Feuerwerkskörper und Molotowcocktails auf der einen, Tränengas und Wasserwerfer auf der anderen Seite ließen die Gewalt weiter eskalieren und führten zu Verletzten unter den Demonstranten, Sicherheitskräften und beobachtenden Journalisten. Für die Regierung von Edi Rama kommen diese Turbulenzen zu einem extrem ungünstigen Zeitpunkt. Nach den Europawahlen steht nun die schon lange aufgeschobene Entscheidung an, ob die EU mit Nordmazedonien und Albanien Beitrittsverhandlungen eröffnen wird. Dass die Enthüllungen zu mutmaßlichen Verbindungen von Ramas Partei zur Drogenmafia nun auch in der deutschen Bild-Zeitung präsentiert werden, gibt den Skeptikern einer Aufnahme von Beitrittsverhandlungen in Deutschland und anderen EU-Mitgliedsstaaten Auftrieb.

Ein mutmaßliches Gewaltverbrechen war Auslöser für die Proteste in Bosnien und Herzegowina, genauer gesagt im serbischen Landesteil, der Repubika Srpska. Unter noch nicht abschließend geklärten Umständen starb im März 2018 der 21jährige David Dragicevic. Bei einer Großdemonstration im Oktober forderten mehr als 30 000 Menschen in der Hauptstadt Banja Luka Wahrheit und Gerechtigkeit für David; sie vermuten, dass die Polizei und die politische Elite um den langjährigen Machthaber des mehrheitlich serbischen Teils Bosnien und Herzegowinas, Milorad Dodik, einen Mord vertuschen wollen.
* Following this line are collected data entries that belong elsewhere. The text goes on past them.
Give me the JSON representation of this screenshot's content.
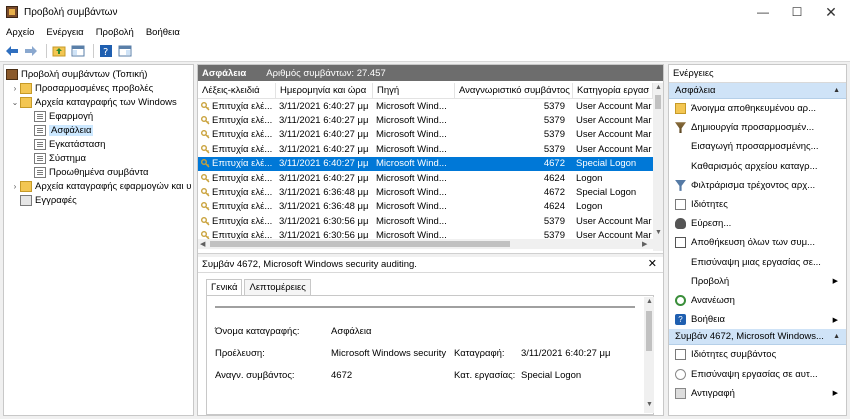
{
  "window": {
    "title": "Προβολή συμβάντων"
  },
  "menu": [
    "Αρχείο",
    "Ενέργεια",
    "Προβολή",
    "Βοήθεια"
  ],
  "tree": [
    {
      "label": "Προβολή συμβάντων (Τοπική)",
      "level": 0,
      "expander": "",
      "icon": "root"
    },
    {
      "label": "Προσαρμοσμένες προβολές",
      "level": 1,
      "expander": "›",
      "icon": "folder"
    },
    {
      "label": "Αρχεία καταγραφής των Windows",
      "level": 1,
      "expander": "⌄",
      "icon": "folder"
    },
    {
      "label": "Εφαρμογή",
      "level": 2,
      "expander": "",
      "icon": "log"
    },
    {
      "label": "Ασφάλεια",
      "level": 2,
      "expander": "",
      "icon": "log",
      "selected": true
    },
    {
      "label": "Εγκατάσταση",
      "level": 2,
      "expander": "",
      "icon": "log"
    },
    {
      "label": "Σύστημα",
      "level": 2,
      "expander": "",
      "icon": "log"
    },
    {
      "label": "Προωθημένα συμβάντα",
      "level": 2,
      "expander": "",
      "icon": "log"
    },
    {
      "label": "Αρχεία καταγραφής εφαρμογών και υ",
      "level": 1,
      "expander": "›",
      "icon": "folder"
    },
    {
      "label": "Εγγραφές",
      "level": 1,
      "expander": "",
      "icon": "filter"
    }
  ],
  "log_header": {
    "title": "Ασφάλεια",
    "count": "Αριθμός συμβάντων: 27.457"
  },
  "columns": [
    "Λέξεις-κλειδιά",
    "Ημερομηνία και ώρα",
    "Πηγή",
    "Αναγνωριστικό συμβάντος",
    "Κατηγορία εργασ"
  ],
  "events": [
    {
      "kw": "Επιτυχία ελέ...",
      "dt": "3/11/2021 6:40:27 μμ",
      "src": "Microsoft Wind...",
      "id": "5379",
      "cat": "User Account Mar"
    },
    {
      "kw": "Επιτυχία ελέ...",
      "dt": "3/11/2021 6:40:27 μμ",
      "src": "Microsoft Wind...",
      "id": "5379",
      "cat": "User Account Mar"
    },
    {
      "kw": "Επιτυχία ελέ...",
      "dt": "3/11/2021 6:40:27 μμ",
      "src": "Microsoft Wind...",
      "id": "5379",
      "cat": "User Account Mar"
    },
    {
      "kw": "Επιτυχία ελέ...",
      "dt": "3/11/2021 6:40:27 μμ",
      "src": "Microsoft Wind...",
      "id": "5379",
      "cat": "User Account Mar"
    },
    {
      "kw": "Επιτυχία ελέ...",
      "dt": "3/11/2021 6:40:27 μμ",
      "src": "Microsoft Wind...",
      "id": "4672",
      "cat": "Special Logon",
      "selected": true
    },
    {
      "kw": "Επιτυχία ελέ...",
      "dt": "3/11/2021 6:40:27 μμ",
      "src": "Microsoft Wind...",
      "id": "4624",
      "cat": "Logon"
    },
    {
      "kw": "Επιτυχία ελέ...",
      "dt": "3/11/2021 6:36:48 μμ",
      "src": "Microsoft Wind...",
      "id": "4672",
      "cat": "Special Logon"
    },
    {
      "kw": "Επιτυχία ελέ...",
      "dt": "3/11/2021 6:36:48 μμ",
      "src": "Microsoft Wind...",
      "id": "4624",
      "cat": "Logon"
    },
    {
      "kw": "Επιτυχία ελέ...",
      "dt": "3/11/2021 6:30:56 μμ",
      "src": "Microsoft Wind...",
      "id": "5379",
      "cat": "User Account Mar"
    },
    {
      "kw": "Επιτυχία ελέ...",
      "dt": "3/11/2021 6:30:56 μμ",
      "src": "Microsoft Wind...",
      "id": "5379",
      "cat": "User Account Mar"
    }
  ],
  "detail": {
    "title": "Συμβάν 4672, Microsoft Windows security auditing.",
    "tabs": [
      "Γενικά",
      "Λεπτομέρειες"
    ],
    "fields": {
      "logname_label": "Όνομα καταγραφής:",
      "logname_value": "Ασφάλεια",
      "source_label": "Προέλευση:",
      "source_value": "Microsoft Windows security a",
      "logged_label": "Καταγραφή:",
      "logged_value": "3/11/2021 6:40:27 μμ",
      "eventid_label": "Αναγν. συμβάντος:",
      "eventid_value": "4672",
      "category_label": "Κατ. εργασίας:",
      "category_value": "Special Logon"
    }
  },
  "actions": {
    "title": "Ενέργειες",
    "section1": "Ασφάλεια",
    "items1": [
      {
        "label": "Άνοιγμα αποθηκευμένου αρ...",
        "icon": "open",
        "more": false
      },
      {
        "label": "Δημιουργία προσαρμοσμέν...",
        "icon": "filt",
        "more": false
      },
      {
        "label": "Εισαγωγή προσαρμοσμένης...",
        "icon": "blank",
        "more": false
      },
      {
        "label": "Καθαρισμός αρχείου καταγρ...",
        "icon": "blank",
        "more": false
      },
      {
        "label": "Φιλτράρισμα τρέχοντος αρχ...",
        "icon": "filt2",
        "more": false
      },
      {
        "label": "Ιδιότητες",
        "icon": "props",
        "more": false
      },
      {
        "label": "Εύρεση...",
        "icon": "find",
        "more": false
      },
      {
        "label": "Αποθήκευση όλων των συμ...",
        "icon": "save",
        "more": false
      },
      {
        "label": "Επισύναψη μιας εργασίας σε...",
        "icon": "blank",
        "more": false
      },
      {
        "label": "Προβολή",
        "icon": "blank",
        "more": true
      },
      {
        "label": "Ανανέωση",
        "icon": "refresh",
        "more": false
      },
      {
        "label": "Βοήθεια",
        "icon": "help",
        "more": true
      }
    ],
    "section2": "Συμβάν 4672, Microsoft Windows...",
    "items2": [
      {
        "label": "Ιδιότητες συμβάντος",
        "icon": "props",
        "more": false
      },
      {
        "label": "Επισύναψη εργασίας σε αυτ...",
        "icon": "task",
        "more": false
      },
      {
        "label": "Αντιγραφή",
        "icon": "copy",
        "more": true
      }
    ]
  }
}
Im Dezember 2018 wurde schließich der Vater des Todesopfers verhaftet, um seine Aktivitäten in der Organisation von täglichen Mahnwachen und Protesten zu einem Ende zu führen. Mit Härte ging die Polizei zudem gegen die Demonstrierenden vor.

Gemeinsam ist den diversen Bewegungen die Forderung nach einem Wechsel ihrer als korrupt, intransparent und autoritär wahrgenommenen Führung.
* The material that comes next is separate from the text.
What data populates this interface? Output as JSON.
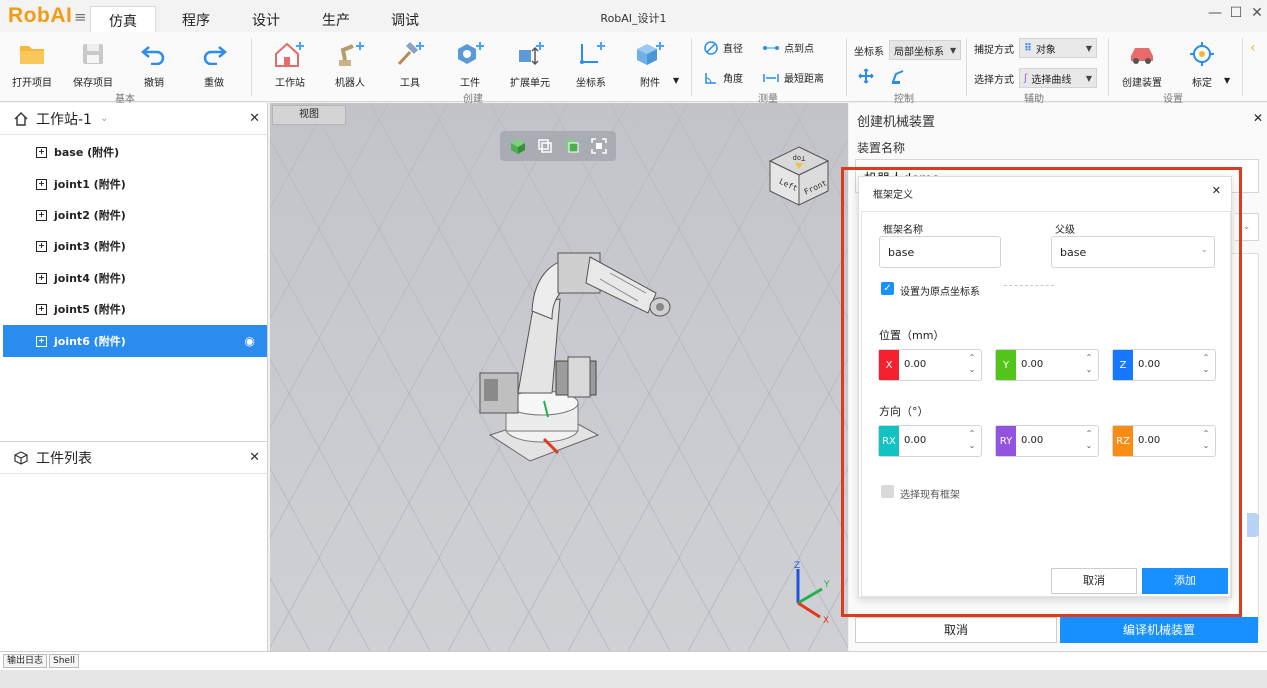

Doch die Welle der Solidarität mit dem Vater riss nicht ab. Die üblichen Theorien, alle Protestkundgebungen seien von feindlichen Kräften aus dem Ausland inszeniert, um die Republika Srpska zu zerstören, verfingen nicht. So wurde die „Gerechtigkeit für David“-Bewegung zu einem Lehrstück der Protestkultur und des zivilen Ungehorsams. Als Folge der Proteste versuchte die Regierung von Dodik eine Verschärfung des Versammlungsrechtes durchs Parlament zu bringen; doch auf Druck der EU wurden diese Pläne fallen gelassen. Die Bürgerinnen und Bürger haben ihrem Protest zwar Ausdruck verleihen können, bis in den Juni 2019 hinein dauern sie in kleiner Zahl auch noch an; doch an den bestehenden Machtstrukturen hat sich so gut wie nichts geändert.

Ein näherer Blick auf die jeweiligen Proteste in Albanien, Bosnien Herzegowina, Montenegro und Serbien zeigt: Es gibt so gut wie keine personellen oder inhaltlichen Verbindungen; die Proteste finden jeweils im nationalen Kontext der Staaten und Gesellschaften statt. Von einer Welle eines „Balkan Spring“ kann also nicht die Rede sein. Gemeinsam ist den Bewegungen die Forderung nach einem Wechsel ihrer als korrupt, intransparent und autoritär wahrgenommenen Führung.

Vielfach sind die mutigen Bürgerproteste ein Zeichen demokratischer Kultur auf dem westlichen Balkan. Die politischen Akteure in diesen Ländern können von der Dynamik auf der Straße nur dann profitieren, wenn sie sich auf einen demokratischen Prozess einlassen und an rechtsstaatliche Regeln halten. Die Europäische Kommission, die neugewählten Parlamentarier des Europaparlaments und die Regierungen und Abgeordneten der Mitgliedsstaaten sollten dazu ihre Unterstützung anbieten. Der EU-Beitrittsprozess bietet den Rahmen für fast alle der von den wütenden Demonstranten vorgebrachten Forderungen nach mehr Medienfreiheit, Demokratie und Rechtsstaatlichkeit. Doch in den Augen vieler Bürgerinnen und Bürger des westlichen Balkans hat sich die EU viel zu sehr zum Verbündeten der von ihnen angeprangerten Machthaber der Balkan-Staaten gemacht. Der Neustart des EU-Parlaments und die Neuaufstellung der Europäischen Kommission bietet eine Chance, hier andere Akzente zu setzen.